I am biased though, being a goofball myself, so I may not be the best judge on this.


----------



## poets't heart (Jan 1, 2010)

I don't think anyone has the right to interfere with some one else's happiness! You should not be made to feel bad about being you. I have to agree with BBW on this one--stand your ground and be how you are. I have been criticized by my wife because I will be a kid with the kids. I go swimming with them at parties instead of talking to the adults. We play with each other while standing in line at restaurants. My wife has said "look, daddy is acting like he is five years old"!


----------



## greenpearl (Sep 3, 2010)

I act like a child all the time. But only in front of my husband and my students. 

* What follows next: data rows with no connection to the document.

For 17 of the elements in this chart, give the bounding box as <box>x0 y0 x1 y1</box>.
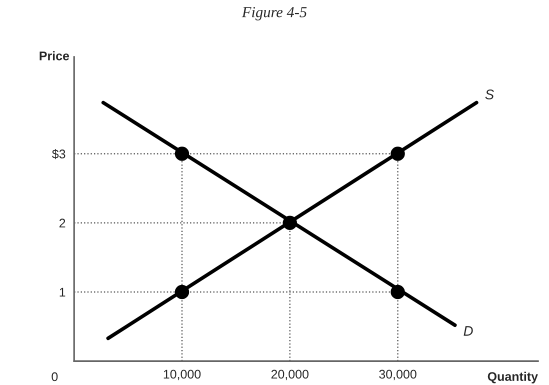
point <box>174 284 190 300</box>
y-axis-title: Price <box>40 51 70 60</box>
y-tick-label: 1 <box>60 288 66 297</box>
x-axis-title: Quantity <box>488 372 538 384</box>
y-tick-label: 2 <box>59 218 66 228</box>
point <box>390 146 405 161</box>
x-tick-label: 20,000 <box>271 370 309 380</box>
text: 0 <box>52 372 58 382</box>
chart-title: Figure 4-5 <box>242 7 307 20</box>
point <box>174 146 190 161</box>
y-tick-label: $3 <box>52 149 66 160</box>
series-label: S <box>485 90 494 100</box>
point <box>390 284 405 300</box>
x-tick-label: 30,000 <box>379 370 416 380</box>
point <box>282 216 298 230</box>
series-label: D <box>464 326 473 336</box>
x-tick-label: 10,000 <box>164 370 201 380</box>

My world is full of kids, I am a child myself. 

My husband loves the way I am. He says I am young in heart. Yes, it is important to be goofy and funny. 

But I never want to make a fool of myself in front of other adults. Maybe I do??????????????????????????????

Whatever, I like the way I am, and nobody ever said anything!!!


----------



## taylor78 (Sep 4, 2010)

Your wife loves you the way you are. When your at home, goofing around isn't an issue. But when your outside with her, you should act professional and lay back on your goofy side. 
Men are immature and that's the nature of us. I'm sure your wife accepted your goofiness when she said "Yes" so I wouldn't be too worried.


----------



## F-102 (Sep 15, 2010)

I suspect that your wife doesn't have the problem with your goofiness, her family and friends do. When you made weird faces in wedding photos, ten to one, "bridezilla" went after your wife and lowered the boom on her about how you ruined her special day. Perhaps others have mentioned to her about your behavior, and while she really doesn't want you to change, other's comments are starting to bother her.


----------



## Conrad (Aug 6, 2010)

BigBadWolf said:


> No.
> 
> The danger here is nothing to do with your humor.
> 
> ...


Absolute truth.

But - remember the key thing here.

You do not want to lose control of yourself when standing your ground.

This may be difficult, as you are clearly upset about her riding you. It may feel like the "straw that broke the camel's back" the next time it happens.

BEFORE it happens, strive to see it differently. It's now a moment for you to teach her more about who and what you are. But, you cannot appear "eager" to do this.

Reserved - calm - strong.


----------